To Advance Become a Beginner

April 19, 2022

To advance, become a beginner

Want to become more advanced? Well then, you’re going to need to become a beginner again.

There’s a saying that we begin again every time we step onto our mat. So, whether you are brand new and literally stepping onto your mat for the first time, or years into your yoga practice, we are all essentially beginners together. The beauty of being a beginner is the ‘beginner’s mind’. The mind of a beginner is one that is open and ready to learn. It’s not bogged down with what it thinks it already knows. There is a fresh, newness to everything.

Becoming a beginner is nothing new


Seeking a wide-open beginner’s mind in the face of our stories, prejudices and excuses is nothing new to us humans.
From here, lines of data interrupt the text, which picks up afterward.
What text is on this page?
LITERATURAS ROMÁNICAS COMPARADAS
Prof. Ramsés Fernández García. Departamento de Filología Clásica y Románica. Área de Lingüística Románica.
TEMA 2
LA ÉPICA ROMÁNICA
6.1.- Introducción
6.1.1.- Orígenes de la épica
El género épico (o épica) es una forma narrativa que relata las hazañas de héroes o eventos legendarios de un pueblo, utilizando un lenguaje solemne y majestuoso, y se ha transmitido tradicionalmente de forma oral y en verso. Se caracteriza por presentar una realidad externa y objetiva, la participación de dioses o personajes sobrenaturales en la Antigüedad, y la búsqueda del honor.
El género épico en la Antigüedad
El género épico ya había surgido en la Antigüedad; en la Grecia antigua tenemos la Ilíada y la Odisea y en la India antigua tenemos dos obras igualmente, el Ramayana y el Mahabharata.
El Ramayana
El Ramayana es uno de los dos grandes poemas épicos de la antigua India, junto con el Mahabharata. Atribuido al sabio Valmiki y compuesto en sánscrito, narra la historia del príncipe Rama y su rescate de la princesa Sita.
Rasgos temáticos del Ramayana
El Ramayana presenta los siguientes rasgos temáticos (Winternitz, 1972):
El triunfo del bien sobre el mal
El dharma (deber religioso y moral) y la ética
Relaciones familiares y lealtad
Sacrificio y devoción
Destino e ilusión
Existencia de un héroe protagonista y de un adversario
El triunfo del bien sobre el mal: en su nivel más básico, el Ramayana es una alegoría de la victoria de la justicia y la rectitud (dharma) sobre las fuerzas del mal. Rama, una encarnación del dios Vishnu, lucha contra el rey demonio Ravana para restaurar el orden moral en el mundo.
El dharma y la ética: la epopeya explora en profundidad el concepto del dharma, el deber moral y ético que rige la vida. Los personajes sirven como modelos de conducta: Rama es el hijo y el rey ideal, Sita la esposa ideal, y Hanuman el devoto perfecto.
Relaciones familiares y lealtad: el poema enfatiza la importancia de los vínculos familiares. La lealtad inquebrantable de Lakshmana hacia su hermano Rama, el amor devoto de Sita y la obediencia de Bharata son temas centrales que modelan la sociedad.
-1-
The Bhagavad Gita, a sacred Hindu scripture and an important historical yogic text written sometime between the fifth and second century BCE, is the conversation between Krishna and Arjuna before the start of the Kurukshetra war. From a yogic point of view, it addresses the tension between our easily distracted senses and pre-existing impressions, and the clarity of intuition that is part of an uncluttered beginner’s mind. This plays an essential role in how we view our place in the world as an individual versus a being unified with all.t is an exploration of how to balance Self (Atman) and the Supreme Being (Bhagavan).

Mahatma Gandhi says of the Gita “it is an allegory in which the battlefield is the soul and Arjuna, man’s higher impulses, struggling against evil.”

Are we Arjuna?


As we climb onto our mat, we are a bit like Arjuna: grappling with our own unfortunate tendencies (hopefully they’re more bothersome than they are ‘evil’). We’re asked to become fully focused, to land in the present instead of ruminating into the past or anticipating the future.

We find that there are myriad emotions involved in trying to create stillness, and to staving off the agitation of our impulsive minds.

Not to mention that we’ve become addicted to swinging from instant messaging to instant checkout to Instagram to insta-alarmist sound bites and back again like monkeys swinging from branch to branch.

In this jungle of immediate and often vapid ‘communication’, it’s easy to lose sight of anything higher, larger or universal.